Des pêcheurs sillonnent le lac à bord de chétives embarcations. Leur notoriété vient du fait qu’ils utilisent des filets en forme de papillon et qu’ils ont développé des techniques pour les employer de manière optimale. Le lac abrite par ailleurs un poisson unique au monde, un poisson blanc nommé « Chirostoma estor » (mieux connu sous le nom de « pescado blanco »). Fierté locale, la bête peut mesurer jusqu’à 40 centimètres de long et peser jusqu’à 500 grammes. Cependant, le volume d’activité sur le lac aurait diminué au cours des dernières années, en raison de la surpêche et de la pollution agricole.
Les pêcheurs se prêtent aujourd’hui aux fantaisies photographiques des touristes, en échange d’un don. D’aucuns pourraient dénoncer cette situation, mais en toute franchise, quel autre choix s’offre aux pêcheurs? Fait intéressant: ces derniers ont déjà figuré à l’arrière du billet de 50 pesos. Les billets plus récents montrent plutôt l’aqueduc de Morelia.
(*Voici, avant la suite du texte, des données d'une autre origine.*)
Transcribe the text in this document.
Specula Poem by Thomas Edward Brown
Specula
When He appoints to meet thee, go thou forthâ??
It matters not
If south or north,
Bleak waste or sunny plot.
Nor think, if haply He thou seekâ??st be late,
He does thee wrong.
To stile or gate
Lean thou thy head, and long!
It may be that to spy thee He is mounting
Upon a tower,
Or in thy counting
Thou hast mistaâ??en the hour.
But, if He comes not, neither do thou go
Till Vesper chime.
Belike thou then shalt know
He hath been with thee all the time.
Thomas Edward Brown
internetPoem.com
Un endroit comme Janitzio me fascine, car il dégage une ambiance particulière, créée par la rencontre entre les vieux volcans fatigués, l’eau couleur café au lait avec trop de lait, l’altitude, les ombres des nuages qui tapissent le lac, les bateaux qui dansent sur l’eau, le temps qui s’écoule avec la lenteur d’une coulée de mélasse. Un site parfait pour écouter votre album préféré de Blind Guardian.
Activités et attractions
La statue du révolutionnaire mexicain José María Morelos y Pavón (1765-1815) trône au sommet de l’île. Et on ne parle pas d’un gnome comme le Manneken Pis, oh que non. On parle d’un freakin’ colosse de 40 mètres de haut, visible depuis les bateaux qui progressent en toussant vers l’île. Une vision surréelle. Cette oeuvre est la deuxième plus grande statue du pays. Toutefois, elle aurait, dit-on, besoin de travaux de réfection, mais pour le moment, aucun projet en ce sens ne serait dans les cartons des autorités.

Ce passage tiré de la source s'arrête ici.